Centralized search is great, but it is an avenue for censoship
Problems to solve:
- Have indexing of data be performed by everyone to avoid centralization
- Map key words to hashes of data that contains those keywords
- Ability to sort results based on some criteria
- Who viewed this page before
- How does it use the keywords
- Number of times
- If in a webpage, which section is it in
- What links to this data
- Size of data
- Ability to search for multiple keywords
- Automatically fix for common spelling errors and word synonyms
- Prevent spam from crippling the network
- Prevent malicious nodes from serving invalid content
- Every result should have data for proving that they actually have something
Plugin should passively listen to all the webistes a person visits, and queue up jobs for indexing the pages.
When seeing a new web page:
- Query the DHT to see if somebody has indexed it before
- If it has been seen before, have a percent chance of ignoring it
- Process it to get the main textual content out using semantic HTML rules
- Filter out common words that don't add to the meaning
- Use NLP libraries for English as a start, community should contribute other languages
- Maybe ignore numbers?
- Build up a map of word counts
- unique word : occurance count
and a map of unique word pair : occurance count
- Word pairds should be alphaneumerically sorted
- Iterate through words and word pairs and save it to the DB
- word hash:count as 32 bit hex:content hash
- content hash:count as 32 but hex:word hash
- This will allow for searching for pages by word, or searching for words by page (and then sorting by count)
- Iterate through all links in the document
- Save a key of target:source
- Publish to the DHT that this source links to that page
- Publish to the DHT that this page has been indexed (don't include source of who did it for privacy)

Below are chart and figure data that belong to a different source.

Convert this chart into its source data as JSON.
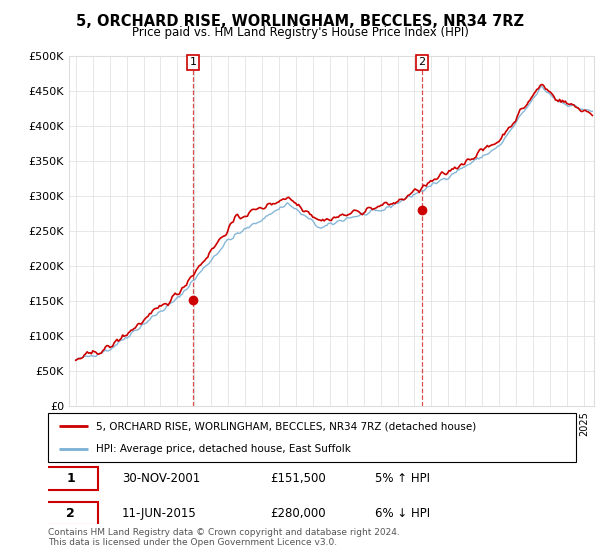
{
  "title": "5, ORCHARD RISE, WORLINGHAM, BECCLES, NR34 7RZ",
  "subtitle": "Price paid vs. HM Land Registry's House Price Index (HPI)",
  "legend_line1": "5, ORCHARD RISE, WORLINGHAM, BECCLES, NR34 7RZ (detached house)",
  "legend_line2": "HPI: Average price, detached house, East Suffolk",
  "annotation1_date": "30-NOV-2001",
  "annotation1_price": "£151,500",
  "annotation1_hpi": "5% ↑ HPI",
  "annotation2_date": "11-JUN-2015",
  "annotation2_price": "£280,000",
  "annotation2_hpi": "6% ↓ HPI",
  "footer": "Contains HM Land Registry data © Crown copyright and database right 2024.\nThis data is licensed under the Open Government Licence v3.0.",
  "hpi_color": "#7ab0d4",
  "price_color": "#cc0000",
  "vline_color": "#cc0000",
  "ylim": [
    0,
    500000
  ],
  "yticks": [
    0,
    50000,
    100000,
    150000,
    200000,
    250000,
    300000,
    350000,
    400000,
    450000,
    500000
  ],
  "sale1_year": 2001.917,
  "sale1_value": 151500,
  "sale2_year": 2015.44,
  "sale2_value": 280000,
  "bg_color": "#ffffff",
  "grid_color": "#dddddd"
}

Periodically rank the confidence in which pages - Search through the locally seen words and order them by number of pages that contain them - Iterate through words with the least numbers of pages - Sort the pages by which one is more relevant - Number of times the word shows up relative to other words - Huge counts of keywords should be discarded - Number of pages that link to this page - A huge number of outgoing links should be discarded - Publish to the DHT pointing the word to the hash - Include the number of pages that reference this - Send the actual hashes if possible - Otherwise, publish a block with the list and link to that
Performing a search - Process search terms using NLP from before - Build up pairs - Query for results locally and display confident matches right away - Query the DHT for matches for keyword pairs - If no results for pairs exist, search for individual words and do a union - Build up results in a list, take a second or two to search for a bunch of results - Rank initial search by confidence (links to pages, number of times it appeared in the DHT) - Start fetching results using streams - Parse enough to read the <title> of the page before showing the result - Otherwise take the first n characters of text and display that - Add verification step to results in order to verify that the links are valid, and that the keywords actually exist (Not for local results, of course) - Cache verified results locally - Invalid items should be filtered out - Might make sense to have a DB of blacklists which will ignore results for keywords (prevent having to verify page again)
By the way, to have some indication of how difficult the distributed search problem really is - and possibly also as a point of collaboration - I recommend you have a look at YaCy, a really serious effort at building a distributed search engine. https://yacy.net/
Perhaps it would make sense to extend this project with IPFS integration, both as a store for the index as well as with an IPFS crawler.